Samsung's view of consumer electronics: part of the world in a picture frame
A recent discussion with Rich Yeh, a director of marketing at the System LSI division of Samsung brought up an interesting point. Discussing the markets for ARM-based, media-enabled SoCs, Yeh cited two application areas that would seem obvious: navigation systems (primarily the automotive ones, in which Samsung has a dominant position) and the emerging maybe-market of mobile internet devices. But Yeh also cited a third area that at first glance doesn’t appear that important: digital picture frames.
Now I think of digital picture frames as those $9.95 impulse-buy items hanging in their bubble packs at the check-out counters of discount stores. That doesn’t sound like a major consumer electronics application area. What Yeh had in mind, however, was something quite different: a high-resolution, maybe HD-quality display with its own graphics engine, video decompression hardware, quite possibly an open-source operating system, and, in the future, Internet connectivity. In a way, he is envisioning a cross between a photo kiosk and a small TV monitor.

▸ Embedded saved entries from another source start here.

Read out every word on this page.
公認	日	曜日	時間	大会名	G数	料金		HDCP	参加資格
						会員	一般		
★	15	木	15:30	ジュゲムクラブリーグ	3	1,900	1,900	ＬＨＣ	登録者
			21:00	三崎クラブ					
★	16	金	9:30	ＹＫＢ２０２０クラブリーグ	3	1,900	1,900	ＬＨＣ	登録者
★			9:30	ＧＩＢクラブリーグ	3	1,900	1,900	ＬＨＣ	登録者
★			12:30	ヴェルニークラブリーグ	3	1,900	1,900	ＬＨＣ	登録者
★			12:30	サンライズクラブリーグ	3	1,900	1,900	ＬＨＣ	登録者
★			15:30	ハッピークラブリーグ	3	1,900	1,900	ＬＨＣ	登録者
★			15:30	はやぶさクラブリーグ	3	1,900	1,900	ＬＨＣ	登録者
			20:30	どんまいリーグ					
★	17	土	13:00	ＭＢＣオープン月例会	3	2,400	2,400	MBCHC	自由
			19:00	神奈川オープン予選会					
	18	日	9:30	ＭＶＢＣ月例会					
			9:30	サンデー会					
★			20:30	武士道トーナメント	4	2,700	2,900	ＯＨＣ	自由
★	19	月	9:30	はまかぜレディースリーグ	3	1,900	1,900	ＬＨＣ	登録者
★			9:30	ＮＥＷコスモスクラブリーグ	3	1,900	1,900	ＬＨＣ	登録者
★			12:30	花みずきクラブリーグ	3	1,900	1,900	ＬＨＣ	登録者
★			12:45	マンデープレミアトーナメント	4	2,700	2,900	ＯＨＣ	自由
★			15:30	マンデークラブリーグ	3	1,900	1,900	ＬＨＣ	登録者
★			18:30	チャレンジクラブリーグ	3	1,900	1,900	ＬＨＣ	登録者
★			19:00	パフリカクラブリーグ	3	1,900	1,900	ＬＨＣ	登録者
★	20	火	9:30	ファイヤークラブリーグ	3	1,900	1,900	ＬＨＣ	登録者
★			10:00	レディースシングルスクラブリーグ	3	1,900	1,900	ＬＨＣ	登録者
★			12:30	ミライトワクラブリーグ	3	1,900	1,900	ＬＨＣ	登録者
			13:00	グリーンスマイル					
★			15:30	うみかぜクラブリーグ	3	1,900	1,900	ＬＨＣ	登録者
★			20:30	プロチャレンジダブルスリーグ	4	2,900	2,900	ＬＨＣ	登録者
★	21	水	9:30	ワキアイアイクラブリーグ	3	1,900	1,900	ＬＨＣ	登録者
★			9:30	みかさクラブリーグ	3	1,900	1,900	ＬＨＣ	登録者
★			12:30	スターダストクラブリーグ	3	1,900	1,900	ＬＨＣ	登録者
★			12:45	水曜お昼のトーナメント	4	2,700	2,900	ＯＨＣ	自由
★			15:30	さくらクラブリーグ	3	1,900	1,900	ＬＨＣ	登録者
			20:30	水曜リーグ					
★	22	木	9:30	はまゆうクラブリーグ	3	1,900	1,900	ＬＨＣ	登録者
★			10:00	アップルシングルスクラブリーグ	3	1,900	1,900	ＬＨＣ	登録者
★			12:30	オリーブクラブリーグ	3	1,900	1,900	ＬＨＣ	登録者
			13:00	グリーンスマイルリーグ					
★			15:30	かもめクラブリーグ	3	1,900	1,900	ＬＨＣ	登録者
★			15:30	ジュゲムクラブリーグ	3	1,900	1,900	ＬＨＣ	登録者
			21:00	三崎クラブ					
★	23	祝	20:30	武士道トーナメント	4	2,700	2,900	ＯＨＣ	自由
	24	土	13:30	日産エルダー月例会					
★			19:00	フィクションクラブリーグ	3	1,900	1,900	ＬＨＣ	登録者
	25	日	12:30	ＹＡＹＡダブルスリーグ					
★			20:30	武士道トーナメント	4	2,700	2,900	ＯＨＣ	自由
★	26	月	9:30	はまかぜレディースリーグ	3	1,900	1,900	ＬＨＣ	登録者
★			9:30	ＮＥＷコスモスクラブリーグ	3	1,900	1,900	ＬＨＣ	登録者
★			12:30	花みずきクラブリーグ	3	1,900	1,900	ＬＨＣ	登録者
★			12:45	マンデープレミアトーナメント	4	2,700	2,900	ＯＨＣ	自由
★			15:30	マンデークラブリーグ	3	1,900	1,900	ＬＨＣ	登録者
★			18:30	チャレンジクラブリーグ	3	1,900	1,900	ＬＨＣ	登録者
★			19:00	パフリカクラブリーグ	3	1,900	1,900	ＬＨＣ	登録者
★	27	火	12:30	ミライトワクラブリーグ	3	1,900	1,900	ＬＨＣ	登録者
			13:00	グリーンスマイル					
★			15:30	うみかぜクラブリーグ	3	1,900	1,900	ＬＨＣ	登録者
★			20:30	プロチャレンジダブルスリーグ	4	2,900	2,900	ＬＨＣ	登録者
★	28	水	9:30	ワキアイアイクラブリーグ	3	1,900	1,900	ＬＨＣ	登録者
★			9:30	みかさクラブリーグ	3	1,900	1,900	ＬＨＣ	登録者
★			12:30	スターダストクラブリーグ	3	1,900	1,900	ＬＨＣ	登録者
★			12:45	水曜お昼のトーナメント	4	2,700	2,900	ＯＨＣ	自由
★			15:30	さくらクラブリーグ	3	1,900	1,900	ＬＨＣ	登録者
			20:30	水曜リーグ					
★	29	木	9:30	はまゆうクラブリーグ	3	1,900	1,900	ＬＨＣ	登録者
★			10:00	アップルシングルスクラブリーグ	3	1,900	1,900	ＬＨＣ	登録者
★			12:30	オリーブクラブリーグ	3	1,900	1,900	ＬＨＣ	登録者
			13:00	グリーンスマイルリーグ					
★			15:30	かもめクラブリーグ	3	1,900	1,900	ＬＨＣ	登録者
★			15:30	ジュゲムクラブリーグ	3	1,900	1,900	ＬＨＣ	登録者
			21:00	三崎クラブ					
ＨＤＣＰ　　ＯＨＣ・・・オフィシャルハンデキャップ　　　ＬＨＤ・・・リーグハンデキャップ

But wait, there’s more. "We believe that WiFi will be a standard feature on these devices by 2011," Yeh says. So clearly this is more than a place to display a favorite frame from your $29.95 keyring digital camera. A quick Google search will indicate the range of products already out there, from vendors ranging from Kodak and Sony to the unheard-of.
Yeh apparently sees digital picture frames as becoming, in effect, an alternative to the home PC and to the large-screen HDTV for many households: in effect, a smart high-resolution monitor capable of showing the family all of their digital visual media, of picking images or video streams up from the Internet, and perhaps of becoming a home media gateway for families who aren’t comfortable with assigning this task to the cable company or to the PC, with the resulting responsibility of becoming de-facto network administrators.
It’s an interesting idea for the non-Web-infected rest of the world. And it has interesting implications for the SoC developer. For the chip developer, the digital picture frame—so conceived—would be the worst of both worlds. It would have to have the core horsepower and memory bandwidth to support at least Linux, a GUI, an open-source media stack, and an embedded browser. It would need the accelerators to handle jpeg and h.264, and the connectivity to handle streaming media through a WiFi port. And yet the device, by virtue of its back-door entry into the home media market, will face crushing price pressure—think bubble-pack at Wal-Mart, not the networking equipment isle at a computer store.
One important question is whether this can be done with a multi-chip solution. For now, Samsung appears to be staying with their multi-chip approach: a conventional-looking ARM-based SoC with accelerators on one die, WiFi interface on another, and of course external DRAM and Flash. Will the price pressure on a device trying to evolve out of a gadget market support this level of bill-of-materials cost? Or will the inside of the picture frame have to look more like an entry-level cell phone handset: with applications CPU, a lot of memory, baseband processing, and radio integrated onto a single die? If the latter, does this give a market opening to companies with RF integration experience?